As more became known about the building through assessments of its components, the project became more than just a gently sloped walkway.

“It evolved to include the demolition of the crumbling concrete stairs, landing, rain water cistern and retaining wall for the existing flower bed. The concrete used to construct these parts of the building in 1946 was badly deteriorated and, in some cases, had shifted out of place.”

A new landing and stairs, a barrier-free walkway, flower beds, steel railings and electronic activated doors are to replace the older components being demolished.

“A canopy at the front door is an addition that will provide visitors with weather protection. And the sidewalk owned by the Baxter Arts Centre that runs between Stanley and Main Streets will be rebuilt.”

Roughly half of the estimated project cost is being covered by a successful grant application to the Parrott Foundation announced in April.

In July 2020, an application had been made to the Federal Enabling Accessibility Fund (EAF) but the group was notified the fund had run out of money.
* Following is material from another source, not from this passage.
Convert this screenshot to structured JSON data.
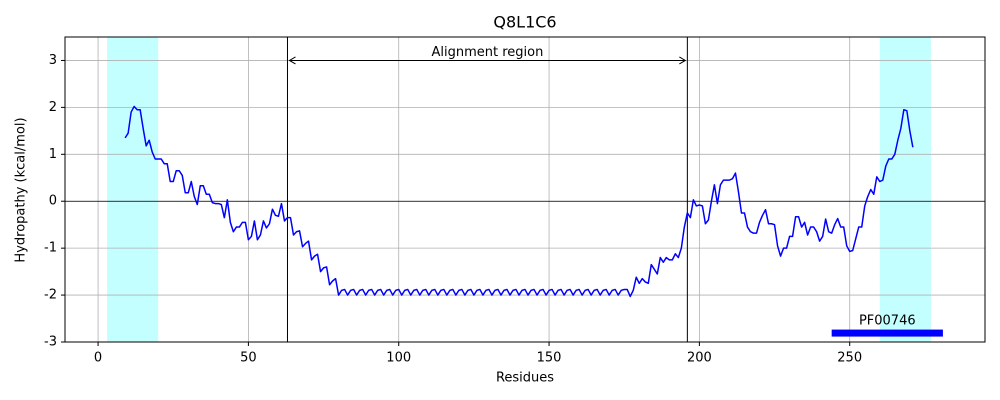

“Over a year later, long after the EAF application had been forgotten, the centre received an email and phone call in September 2021. The news from the EAF was the project was being granted an amount that nearly matched the funds provided by the Parrott Foundation. Now, Baxter was close to the target set by their project budget.

A second application to the Huff Family Fund was made in early 2021, focused on half the shortfall the project was facing at the time as the remaining amount could be found in the local community based on the support provided to the centre in the past.

“Given the centre is in the early stages of soliciting bids to build the project and a contractor has yet to be selected to do the work, the amount of the individual grants or the combined total available to the centre will remain confidential until a contract has been signed.”

The Baxter Arts Centre is a creative space for making art and will soon serve as a community gathering place without limitations.

“As it’s become affectionately known, The Baxter can now focus its attention on enhancing its post pandemic programming so the community can continue to learn more about the arts.”

The building was built by J. Edwin Baxter as a cafeteria for employees of his Baxter Canning Company, across the street. It was also used as a village hall for events and became the centre of operation when the factory burned in 1964, while rebuilding was under way. It was also used as a warehouse for sale of discount cans and a bunkhouse for migrant workers. It closed in 1994 and named after his son, Don Baxter.